Critics argue the opposite—the only obstacle standing between Haiti and a booming tourism industry is the government itself. “To rebrand Haiti and then not hold elections so that people are out in the streets doesn’t make any sense,” says Richard Morse, a hotelier and lead singer of mizik rasin house-band R.A.M. “If you as a government really want tourism, you have to play by the book. It’s gotta start at the top.”
As the owner of Port-au-Prince’s iconic Hotel Oloffson, a legendary gothic gingerbread mansion once frequented by jetsetters and rock stars, Morse is one of the harshest opponents of Haiti’s current tourism model. The Oloffson is one of Haiti’s most beloved tourism institutions, yet the hotel has been cut off from electricity for years—according to Morse, because of his condemnation of the incumbent regime.

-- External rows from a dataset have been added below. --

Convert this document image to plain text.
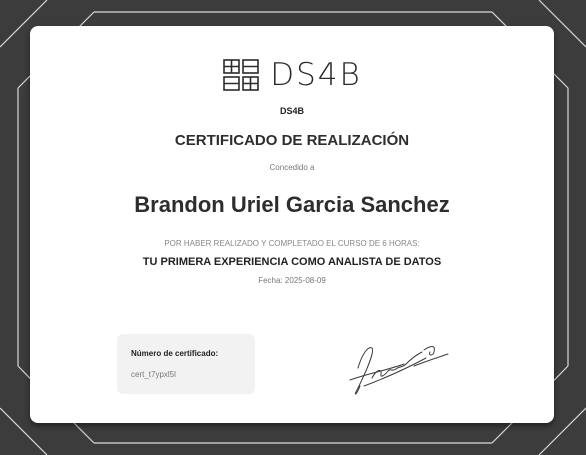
DS4B
DS4B
CERTIFICADO DE REALIZACIÓN
Concedido a
Brandon Uriel Garcia Sanchez
POR HABER REALIZADO Y COMPLETADO EL CURSO DE 6 HORAS:
TU PRIMERA EXPERIENCIA COMO ANALISTA DE DATOS
Fecha: 2025-08-09
Número de certificado:
cert_t7ypxl5l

With the cancelled elections likely to catalyze continued waves of violence across the country—providing the kind of headlines that tend to scare visitors away—Haiti’s nascent hospitality boom risks being over before it started.
Yet Morse, whose hotel has outlived earthquakes and coup d’etats and is confident that as soon as politics change, tourists will return to Haiti en-masse. “The longer that there’s calm in Haiti, the better it is for business,” he says. “If you’ve got peace, people will come – because they haven’t been here yet.”